A uniform rectangular sign of width 47.6 cm, height 25.0 cm, and negligible thickness hangs vertically from supporting hinges attached at its upper edge. Find the period of small-amplitude oscillations of the sign.
To find the period of small-amplitude oscillations of the sign, we can use the formula for the period of a simple harmonic oscillator.

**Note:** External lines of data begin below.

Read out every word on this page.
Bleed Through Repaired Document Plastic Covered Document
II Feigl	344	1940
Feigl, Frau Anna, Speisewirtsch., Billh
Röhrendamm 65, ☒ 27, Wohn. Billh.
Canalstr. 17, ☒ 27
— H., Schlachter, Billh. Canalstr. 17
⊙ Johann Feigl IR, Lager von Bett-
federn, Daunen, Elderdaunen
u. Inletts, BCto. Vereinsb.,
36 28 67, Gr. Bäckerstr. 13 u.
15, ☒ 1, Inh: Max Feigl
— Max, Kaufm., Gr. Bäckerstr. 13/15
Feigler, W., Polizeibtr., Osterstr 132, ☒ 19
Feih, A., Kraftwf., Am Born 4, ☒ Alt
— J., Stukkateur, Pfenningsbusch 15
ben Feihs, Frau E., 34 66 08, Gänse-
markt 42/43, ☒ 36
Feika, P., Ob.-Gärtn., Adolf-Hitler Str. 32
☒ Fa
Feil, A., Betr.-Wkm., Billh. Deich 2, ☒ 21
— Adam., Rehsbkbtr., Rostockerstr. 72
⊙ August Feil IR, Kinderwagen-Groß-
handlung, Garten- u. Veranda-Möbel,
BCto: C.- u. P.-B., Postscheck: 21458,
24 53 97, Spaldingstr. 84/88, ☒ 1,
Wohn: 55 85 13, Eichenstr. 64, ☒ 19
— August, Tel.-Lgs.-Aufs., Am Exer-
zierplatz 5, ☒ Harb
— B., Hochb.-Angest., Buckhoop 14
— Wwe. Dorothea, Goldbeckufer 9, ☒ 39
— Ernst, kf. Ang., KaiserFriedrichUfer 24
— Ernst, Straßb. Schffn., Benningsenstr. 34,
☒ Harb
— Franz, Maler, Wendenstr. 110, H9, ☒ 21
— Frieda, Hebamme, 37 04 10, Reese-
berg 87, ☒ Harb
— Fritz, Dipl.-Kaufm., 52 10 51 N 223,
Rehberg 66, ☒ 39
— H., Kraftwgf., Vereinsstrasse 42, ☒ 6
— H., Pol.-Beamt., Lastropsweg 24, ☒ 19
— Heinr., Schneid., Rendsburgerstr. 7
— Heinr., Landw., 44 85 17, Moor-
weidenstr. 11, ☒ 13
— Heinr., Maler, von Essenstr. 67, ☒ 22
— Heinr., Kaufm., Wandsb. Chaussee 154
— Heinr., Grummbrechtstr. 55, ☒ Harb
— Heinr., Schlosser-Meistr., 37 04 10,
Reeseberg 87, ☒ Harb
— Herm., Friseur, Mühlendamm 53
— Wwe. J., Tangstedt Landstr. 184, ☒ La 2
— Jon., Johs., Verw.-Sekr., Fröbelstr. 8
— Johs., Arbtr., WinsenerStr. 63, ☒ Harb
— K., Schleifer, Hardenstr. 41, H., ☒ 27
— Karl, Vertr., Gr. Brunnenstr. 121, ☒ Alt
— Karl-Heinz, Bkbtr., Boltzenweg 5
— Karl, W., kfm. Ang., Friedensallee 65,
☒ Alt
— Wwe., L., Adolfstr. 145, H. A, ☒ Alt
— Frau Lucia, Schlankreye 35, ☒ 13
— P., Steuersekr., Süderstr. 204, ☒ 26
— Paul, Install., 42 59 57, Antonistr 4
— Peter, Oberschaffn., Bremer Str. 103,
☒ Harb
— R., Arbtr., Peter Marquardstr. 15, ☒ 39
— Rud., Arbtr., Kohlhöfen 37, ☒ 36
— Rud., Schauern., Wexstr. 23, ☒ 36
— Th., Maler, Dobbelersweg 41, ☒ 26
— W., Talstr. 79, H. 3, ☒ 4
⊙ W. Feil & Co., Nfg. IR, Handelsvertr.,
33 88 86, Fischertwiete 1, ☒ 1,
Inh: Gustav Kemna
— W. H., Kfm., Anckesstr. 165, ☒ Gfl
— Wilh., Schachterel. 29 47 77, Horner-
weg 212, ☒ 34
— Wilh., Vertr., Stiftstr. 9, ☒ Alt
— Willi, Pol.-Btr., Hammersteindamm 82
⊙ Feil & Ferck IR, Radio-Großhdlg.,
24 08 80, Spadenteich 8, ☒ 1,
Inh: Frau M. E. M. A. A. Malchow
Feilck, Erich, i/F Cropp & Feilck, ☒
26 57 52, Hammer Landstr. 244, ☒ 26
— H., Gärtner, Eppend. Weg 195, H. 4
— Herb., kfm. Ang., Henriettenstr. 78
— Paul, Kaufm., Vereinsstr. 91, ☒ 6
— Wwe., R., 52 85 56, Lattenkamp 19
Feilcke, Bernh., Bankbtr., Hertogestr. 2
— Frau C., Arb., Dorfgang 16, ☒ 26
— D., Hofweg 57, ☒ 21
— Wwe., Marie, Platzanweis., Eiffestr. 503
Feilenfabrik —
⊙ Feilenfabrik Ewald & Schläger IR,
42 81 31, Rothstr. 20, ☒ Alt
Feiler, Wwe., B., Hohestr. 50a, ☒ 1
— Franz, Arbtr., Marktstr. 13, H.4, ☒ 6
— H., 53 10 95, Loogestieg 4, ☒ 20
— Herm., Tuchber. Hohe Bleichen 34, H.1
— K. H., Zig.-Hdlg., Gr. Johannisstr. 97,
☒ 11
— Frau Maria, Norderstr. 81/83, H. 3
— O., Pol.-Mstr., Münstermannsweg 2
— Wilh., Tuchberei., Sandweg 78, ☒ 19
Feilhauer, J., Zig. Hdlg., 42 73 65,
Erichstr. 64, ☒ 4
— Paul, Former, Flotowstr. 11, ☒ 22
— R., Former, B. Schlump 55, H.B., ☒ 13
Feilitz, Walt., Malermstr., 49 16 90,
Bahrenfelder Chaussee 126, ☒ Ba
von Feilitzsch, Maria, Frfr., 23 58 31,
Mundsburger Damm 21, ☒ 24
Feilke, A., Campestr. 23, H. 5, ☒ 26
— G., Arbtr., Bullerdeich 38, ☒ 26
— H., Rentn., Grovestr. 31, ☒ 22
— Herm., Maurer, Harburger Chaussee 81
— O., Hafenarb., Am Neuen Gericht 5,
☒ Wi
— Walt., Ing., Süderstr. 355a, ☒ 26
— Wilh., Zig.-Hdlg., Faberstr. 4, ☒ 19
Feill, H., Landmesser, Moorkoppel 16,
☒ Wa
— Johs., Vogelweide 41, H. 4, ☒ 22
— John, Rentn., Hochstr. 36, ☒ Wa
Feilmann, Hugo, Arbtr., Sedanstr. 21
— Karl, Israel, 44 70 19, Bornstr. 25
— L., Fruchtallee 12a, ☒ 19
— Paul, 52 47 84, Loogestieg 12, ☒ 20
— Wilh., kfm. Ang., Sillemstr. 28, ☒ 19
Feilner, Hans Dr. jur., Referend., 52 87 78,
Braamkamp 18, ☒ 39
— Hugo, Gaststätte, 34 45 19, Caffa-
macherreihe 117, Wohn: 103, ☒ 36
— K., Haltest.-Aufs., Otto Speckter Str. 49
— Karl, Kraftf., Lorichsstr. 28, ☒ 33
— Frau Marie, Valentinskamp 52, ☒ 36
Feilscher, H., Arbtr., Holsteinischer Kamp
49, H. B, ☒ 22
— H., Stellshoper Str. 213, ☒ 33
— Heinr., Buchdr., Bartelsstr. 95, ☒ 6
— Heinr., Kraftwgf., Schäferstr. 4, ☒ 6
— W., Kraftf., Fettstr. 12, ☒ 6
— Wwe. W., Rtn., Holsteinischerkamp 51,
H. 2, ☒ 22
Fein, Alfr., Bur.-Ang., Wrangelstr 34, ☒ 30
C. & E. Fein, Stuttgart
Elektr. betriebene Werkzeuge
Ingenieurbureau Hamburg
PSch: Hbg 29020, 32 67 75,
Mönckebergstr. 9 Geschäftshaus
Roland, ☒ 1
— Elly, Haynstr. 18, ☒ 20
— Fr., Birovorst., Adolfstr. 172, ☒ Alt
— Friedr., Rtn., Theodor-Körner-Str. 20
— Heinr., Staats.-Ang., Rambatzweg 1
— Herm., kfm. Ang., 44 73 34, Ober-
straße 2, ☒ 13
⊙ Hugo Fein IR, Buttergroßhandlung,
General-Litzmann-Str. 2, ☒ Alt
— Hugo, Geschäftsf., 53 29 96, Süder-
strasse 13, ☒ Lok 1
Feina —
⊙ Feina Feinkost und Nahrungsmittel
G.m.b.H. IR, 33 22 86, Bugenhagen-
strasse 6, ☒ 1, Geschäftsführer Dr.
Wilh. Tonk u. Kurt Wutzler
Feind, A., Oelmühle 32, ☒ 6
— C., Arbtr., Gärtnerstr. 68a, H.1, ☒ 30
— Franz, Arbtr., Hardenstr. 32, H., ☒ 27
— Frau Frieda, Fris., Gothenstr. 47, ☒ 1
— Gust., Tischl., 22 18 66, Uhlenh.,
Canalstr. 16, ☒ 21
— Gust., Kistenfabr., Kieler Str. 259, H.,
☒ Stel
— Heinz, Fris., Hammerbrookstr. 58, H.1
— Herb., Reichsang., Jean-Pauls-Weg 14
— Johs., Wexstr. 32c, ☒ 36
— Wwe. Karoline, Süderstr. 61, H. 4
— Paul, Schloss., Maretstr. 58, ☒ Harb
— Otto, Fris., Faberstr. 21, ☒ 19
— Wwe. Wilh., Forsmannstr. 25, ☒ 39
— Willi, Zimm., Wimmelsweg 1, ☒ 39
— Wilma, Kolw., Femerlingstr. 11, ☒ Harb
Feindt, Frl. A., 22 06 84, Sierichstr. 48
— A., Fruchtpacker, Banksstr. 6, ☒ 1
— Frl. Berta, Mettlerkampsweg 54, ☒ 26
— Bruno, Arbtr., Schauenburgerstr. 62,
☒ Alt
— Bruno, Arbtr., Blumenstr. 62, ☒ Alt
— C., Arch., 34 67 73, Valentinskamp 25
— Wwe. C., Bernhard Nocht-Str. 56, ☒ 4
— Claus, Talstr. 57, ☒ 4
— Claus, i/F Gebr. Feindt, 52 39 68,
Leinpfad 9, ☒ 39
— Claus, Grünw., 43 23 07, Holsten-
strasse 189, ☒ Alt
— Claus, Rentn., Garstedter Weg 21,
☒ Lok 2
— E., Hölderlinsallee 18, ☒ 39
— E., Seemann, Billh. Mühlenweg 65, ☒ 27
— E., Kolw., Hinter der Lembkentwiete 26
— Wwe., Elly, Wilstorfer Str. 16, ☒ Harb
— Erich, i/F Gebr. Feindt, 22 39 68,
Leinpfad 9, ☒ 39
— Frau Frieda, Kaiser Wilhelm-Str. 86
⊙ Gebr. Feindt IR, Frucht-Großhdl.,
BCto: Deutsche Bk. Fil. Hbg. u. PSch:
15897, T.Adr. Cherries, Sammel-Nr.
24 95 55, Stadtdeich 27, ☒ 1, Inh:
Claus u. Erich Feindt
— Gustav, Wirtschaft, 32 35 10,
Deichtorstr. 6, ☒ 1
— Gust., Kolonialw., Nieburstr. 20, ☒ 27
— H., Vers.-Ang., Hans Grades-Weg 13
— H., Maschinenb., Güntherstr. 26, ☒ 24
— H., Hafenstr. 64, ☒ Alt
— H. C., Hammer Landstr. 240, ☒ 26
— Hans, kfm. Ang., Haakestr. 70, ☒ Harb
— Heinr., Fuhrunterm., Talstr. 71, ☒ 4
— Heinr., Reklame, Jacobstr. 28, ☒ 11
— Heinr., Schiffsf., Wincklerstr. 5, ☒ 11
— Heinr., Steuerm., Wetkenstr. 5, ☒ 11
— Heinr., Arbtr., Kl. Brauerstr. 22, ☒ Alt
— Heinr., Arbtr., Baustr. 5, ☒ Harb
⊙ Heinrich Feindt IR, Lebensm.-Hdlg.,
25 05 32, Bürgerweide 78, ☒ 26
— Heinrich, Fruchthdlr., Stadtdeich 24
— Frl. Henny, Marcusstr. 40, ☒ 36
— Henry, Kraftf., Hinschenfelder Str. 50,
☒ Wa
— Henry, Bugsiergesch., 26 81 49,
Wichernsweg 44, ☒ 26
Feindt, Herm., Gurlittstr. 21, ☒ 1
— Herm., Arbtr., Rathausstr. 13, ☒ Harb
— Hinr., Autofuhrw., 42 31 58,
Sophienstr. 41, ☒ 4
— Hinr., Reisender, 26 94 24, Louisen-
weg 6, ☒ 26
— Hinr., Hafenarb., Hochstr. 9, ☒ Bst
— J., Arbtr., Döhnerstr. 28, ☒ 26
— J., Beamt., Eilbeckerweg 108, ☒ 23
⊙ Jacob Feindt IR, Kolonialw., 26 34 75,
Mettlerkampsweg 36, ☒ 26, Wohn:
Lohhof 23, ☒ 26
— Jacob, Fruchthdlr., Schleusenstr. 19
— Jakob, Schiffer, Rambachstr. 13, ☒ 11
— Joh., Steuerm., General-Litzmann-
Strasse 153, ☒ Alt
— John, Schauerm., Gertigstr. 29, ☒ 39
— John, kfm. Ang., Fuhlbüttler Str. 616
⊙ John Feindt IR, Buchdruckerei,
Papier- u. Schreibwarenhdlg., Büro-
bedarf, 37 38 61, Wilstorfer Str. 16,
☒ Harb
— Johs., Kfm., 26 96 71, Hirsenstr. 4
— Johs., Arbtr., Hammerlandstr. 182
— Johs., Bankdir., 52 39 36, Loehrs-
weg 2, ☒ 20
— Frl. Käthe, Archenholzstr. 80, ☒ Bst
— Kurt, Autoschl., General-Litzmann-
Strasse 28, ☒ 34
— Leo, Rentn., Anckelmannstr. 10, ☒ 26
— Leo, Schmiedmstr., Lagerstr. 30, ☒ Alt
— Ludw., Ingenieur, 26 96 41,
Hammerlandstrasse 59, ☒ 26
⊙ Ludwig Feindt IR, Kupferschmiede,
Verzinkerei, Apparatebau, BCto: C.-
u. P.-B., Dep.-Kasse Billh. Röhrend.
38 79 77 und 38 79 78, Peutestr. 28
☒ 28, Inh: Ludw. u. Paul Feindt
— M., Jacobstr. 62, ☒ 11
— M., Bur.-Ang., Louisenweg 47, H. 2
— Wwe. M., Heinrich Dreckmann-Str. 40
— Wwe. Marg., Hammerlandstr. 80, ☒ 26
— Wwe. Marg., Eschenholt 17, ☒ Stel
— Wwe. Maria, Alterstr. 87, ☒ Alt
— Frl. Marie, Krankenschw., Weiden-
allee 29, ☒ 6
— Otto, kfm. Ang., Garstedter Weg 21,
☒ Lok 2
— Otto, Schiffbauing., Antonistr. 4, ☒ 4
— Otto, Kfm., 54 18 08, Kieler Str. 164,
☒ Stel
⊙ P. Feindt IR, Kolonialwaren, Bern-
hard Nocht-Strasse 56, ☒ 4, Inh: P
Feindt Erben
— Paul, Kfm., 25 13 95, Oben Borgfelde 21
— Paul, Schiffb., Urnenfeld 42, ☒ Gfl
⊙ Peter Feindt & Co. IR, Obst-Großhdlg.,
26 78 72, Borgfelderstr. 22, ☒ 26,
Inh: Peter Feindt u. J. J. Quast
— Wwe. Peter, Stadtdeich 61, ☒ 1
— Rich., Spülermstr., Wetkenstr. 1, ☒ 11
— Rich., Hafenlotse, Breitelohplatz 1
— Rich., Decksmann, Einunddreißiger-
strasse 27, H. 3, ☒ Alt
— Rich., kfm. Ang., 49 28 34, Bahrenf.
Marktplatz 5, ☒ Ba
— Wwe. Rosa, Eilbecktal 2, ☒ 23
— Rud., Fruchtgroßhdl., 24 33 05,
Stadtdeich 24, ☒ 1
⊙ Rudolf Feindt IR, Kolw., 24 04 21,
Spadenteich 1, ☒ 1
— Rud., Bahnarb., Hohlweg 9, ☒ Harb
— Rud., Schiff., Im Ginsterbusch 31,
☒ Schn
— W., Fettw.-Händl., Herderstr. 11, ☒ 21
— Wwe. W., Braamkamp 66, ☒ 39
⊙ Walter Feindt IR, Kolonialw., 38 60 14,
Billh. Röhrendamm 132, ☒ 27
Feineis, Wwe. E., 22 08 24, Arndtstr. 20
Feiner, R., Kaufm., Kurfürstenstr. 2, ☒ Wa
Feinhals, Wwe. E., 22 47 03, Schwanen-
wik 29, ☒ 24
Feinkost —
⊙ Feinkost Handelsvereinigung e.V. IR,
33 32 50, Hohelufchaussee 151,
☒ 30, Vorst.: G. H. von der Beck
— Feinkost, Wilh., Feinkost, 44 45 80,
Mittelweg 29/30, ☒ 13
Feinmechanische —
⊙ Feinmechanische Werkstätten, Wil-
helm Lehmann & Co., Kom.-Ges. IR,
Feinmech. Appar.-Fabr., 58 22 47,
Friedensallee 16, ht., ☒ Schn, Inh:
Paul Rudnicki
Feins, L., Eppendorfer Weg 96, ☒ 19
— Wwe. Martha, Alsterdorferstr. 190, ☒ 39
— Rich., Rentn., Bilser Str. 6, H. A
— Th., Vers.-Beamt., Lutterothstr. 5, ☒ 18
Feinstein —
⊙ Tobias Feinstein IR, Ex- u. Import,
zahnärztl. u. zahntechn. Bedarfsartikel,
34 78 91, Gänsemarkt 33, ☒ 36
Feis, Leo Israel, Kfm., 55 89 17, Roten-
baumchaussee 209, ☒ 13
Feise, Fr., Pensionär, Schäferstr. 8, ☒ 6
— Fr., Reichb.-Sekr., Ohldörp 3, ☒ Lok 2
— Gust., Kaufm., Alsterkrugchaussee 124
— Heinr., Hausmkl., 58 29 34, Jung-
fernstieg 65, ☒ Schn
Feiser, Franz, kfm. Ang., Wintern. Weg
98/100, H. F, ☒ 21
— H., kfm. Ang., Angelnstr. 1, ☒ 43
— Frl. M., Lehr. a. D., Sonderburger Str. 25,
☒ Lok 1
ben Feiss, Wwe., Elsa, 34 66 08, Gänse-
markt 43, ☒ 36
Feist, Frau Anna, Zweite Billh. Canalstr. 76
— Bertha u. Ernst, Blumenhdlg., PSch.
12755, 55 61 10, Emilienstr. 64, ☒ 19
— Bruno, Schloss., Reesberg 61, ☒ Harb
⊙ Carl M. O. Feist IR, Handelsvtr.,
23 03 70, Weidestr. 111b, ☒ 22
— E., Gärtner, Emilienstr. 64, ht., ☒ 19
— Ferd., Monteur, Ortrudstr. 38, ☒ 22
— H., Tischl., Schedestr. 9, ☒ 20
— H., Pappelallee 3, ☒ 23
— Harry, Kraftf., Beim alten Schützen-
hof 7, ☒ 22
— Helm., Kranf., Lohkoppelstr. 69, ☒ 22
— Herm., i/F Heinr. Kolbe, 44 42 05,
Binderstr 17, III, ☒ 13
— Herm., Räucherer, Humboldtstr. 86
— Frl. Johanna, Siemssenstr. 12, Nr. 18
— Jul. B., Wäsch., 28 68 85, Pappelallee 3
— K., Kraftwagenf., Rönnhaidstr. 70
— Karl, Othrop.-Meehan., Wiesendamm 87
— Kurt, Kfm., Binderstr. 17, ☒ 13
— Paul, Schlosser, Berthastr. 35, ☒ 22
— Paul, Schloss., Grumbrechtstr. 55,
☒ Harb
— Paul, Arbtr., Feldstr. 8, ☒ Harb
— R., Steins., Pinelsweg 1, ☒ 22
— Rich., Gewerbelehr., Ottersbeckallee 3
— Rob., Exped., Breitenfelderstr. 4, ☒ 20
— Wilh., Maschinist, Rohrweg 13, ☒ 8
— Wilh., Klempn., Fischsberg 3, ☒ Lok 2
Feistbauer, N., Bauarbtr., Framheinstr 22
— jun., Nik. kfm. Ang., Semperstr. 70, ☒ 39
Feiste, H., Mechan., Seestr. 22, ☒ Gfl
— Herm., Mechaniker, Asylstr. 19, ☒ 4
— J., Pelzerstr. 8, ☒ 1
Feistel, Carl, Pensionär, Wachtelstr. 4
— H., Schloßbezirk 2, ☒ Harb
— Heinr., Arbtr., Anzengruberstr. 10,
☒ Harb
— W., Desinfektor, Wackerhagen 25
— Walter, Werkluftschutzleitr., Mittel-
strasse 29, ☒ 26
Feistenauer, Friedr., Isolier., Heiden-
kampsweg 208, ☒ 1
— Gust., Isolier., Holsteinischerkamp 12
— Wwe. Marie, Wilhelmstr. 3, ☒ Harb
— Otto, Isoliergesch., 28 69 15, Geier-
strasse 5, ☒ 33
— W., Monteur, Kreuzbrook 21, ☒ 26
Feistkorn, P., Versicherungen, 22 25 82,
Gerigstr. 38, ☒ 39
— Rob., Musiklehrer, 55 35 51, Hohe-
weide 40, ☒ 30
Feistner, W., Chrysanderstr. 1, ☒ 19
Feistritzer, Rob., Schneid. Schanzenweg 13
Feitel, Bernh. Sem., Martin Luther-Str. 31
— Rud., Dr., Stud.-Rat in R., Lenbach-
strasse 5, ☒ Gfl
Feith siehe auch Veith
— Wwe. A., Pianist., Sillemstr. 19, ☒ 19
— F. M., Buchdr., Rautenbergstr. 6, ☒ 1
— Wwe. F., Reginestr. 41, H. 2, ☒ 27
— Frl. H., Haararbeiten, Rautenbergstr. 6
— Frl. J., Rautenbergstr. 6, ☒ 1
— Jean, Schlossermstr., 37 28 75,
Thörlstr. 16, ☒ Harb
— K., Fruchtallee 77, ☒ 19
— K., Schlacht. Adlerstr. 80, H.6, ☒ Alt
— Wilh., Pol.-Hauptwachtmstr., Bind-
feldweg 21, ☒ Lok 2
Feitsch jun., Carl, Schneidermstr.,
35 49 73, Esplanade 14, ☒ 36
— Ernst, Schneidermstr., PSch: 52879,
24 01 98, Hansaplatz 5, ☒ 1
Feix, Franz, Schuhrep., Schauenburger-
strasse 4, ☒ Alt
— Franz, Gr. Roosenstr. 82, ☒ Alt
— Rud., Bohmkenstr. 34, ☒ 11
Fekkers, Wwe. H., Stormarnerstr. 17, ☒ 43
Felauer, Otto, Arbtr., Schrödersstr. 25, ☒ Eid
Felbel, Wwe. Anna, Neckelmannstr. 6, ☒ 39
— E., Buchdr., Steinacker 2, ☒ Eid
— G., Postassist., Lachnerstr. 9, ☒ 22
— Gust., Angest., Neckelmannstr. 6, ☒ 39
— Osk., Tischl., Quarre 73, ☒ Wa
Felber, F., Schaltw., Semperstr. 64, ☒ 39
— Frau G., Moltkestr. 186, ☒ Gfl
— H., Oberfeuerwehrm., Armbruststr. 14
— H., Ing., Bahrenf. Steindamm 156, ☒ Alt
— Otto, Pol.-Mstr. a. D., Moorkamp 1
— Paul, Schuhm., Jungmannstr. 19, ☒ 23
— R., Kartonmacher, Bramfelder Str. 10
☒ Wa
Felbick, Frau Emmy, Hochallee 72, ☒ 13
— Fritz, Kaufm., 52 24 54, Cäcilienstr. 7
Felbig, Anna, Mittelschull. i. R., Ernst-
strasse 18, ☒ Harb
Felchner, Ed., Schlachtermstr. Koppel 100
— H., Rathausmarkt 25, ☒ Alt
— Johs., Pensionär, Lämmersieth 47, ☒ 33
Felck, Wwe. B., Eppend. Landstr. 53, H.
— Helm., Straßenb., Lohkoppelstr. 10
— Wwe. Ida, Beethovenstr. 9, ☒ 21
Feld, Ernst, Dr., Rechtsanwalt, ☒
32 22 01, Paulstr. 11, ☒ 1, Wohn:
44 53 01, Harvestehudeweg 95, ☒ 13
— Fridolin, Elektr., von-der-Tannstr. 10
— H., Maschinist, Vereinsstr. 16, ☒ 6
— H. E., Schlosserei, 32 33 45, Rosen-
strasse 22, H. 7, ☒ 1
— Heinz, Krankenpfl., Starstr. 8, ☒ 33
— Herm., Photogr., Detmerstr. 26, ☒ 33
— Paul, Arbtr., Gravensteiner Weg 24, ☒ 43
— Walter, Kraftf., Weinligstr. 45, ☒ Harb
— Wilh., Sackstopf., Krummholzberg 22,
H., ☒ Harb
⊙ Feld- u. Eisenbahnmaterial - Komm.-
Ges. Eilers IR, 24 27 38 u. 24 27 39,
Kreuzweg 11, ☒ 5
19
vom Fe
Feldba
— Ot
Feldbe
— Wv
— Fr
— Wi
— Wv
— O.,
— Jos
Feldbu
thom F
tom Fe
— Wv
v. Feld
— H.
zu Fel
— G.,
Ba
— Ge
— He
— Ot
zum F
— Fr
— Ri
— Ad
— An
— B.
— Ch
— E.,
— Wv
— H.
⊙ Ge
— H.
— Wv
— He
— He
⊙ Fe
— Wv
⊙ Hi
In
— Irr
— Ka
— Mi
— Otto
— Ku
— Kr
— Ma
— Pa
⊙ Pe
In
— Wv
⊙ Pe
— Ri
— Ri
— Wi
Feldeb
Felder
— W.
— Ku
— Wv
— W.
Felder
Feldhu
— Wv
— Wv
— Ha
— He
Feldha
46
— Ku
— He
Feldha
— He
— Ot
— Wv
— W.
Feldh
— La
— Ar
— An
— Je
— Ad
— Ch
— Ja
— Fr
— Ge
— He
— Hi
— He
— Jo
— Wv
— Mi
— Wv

The formula for the period (T) of a simple harmonic oscillator is given by:
T = 2π√(m/k)
Where:
T = Period of oscillation
m = Mass of the object in the oscillator
k = Spring constant of the oscillator
Since the sign is hanging vertically and oscillating, we can consider it as a simple pendulum and use the formula for the period of a simple pendulum.
The formula for the period (T) of a simple pendulum is given by:
T = 2π√(L/g)
Where:
T = Period of oscillation
L = Length of the pendulum
g = Acceleration due to gravity (approximately 9.8 m/s²)
In this case, we can consider the height of the sign (25.0 cm) as the length of the pendulum (L).
Therefore, substituting the values into the formula:
T = 2π√(0.25/9.8)
Calculating this further, we get:
T ≈ 2π√0.0255 ≈ 2π * 0.159936 ≈ 1.005 seconds
Hence, the period of small-amplitude oscillations of the sign is approximately 1.005 seconds.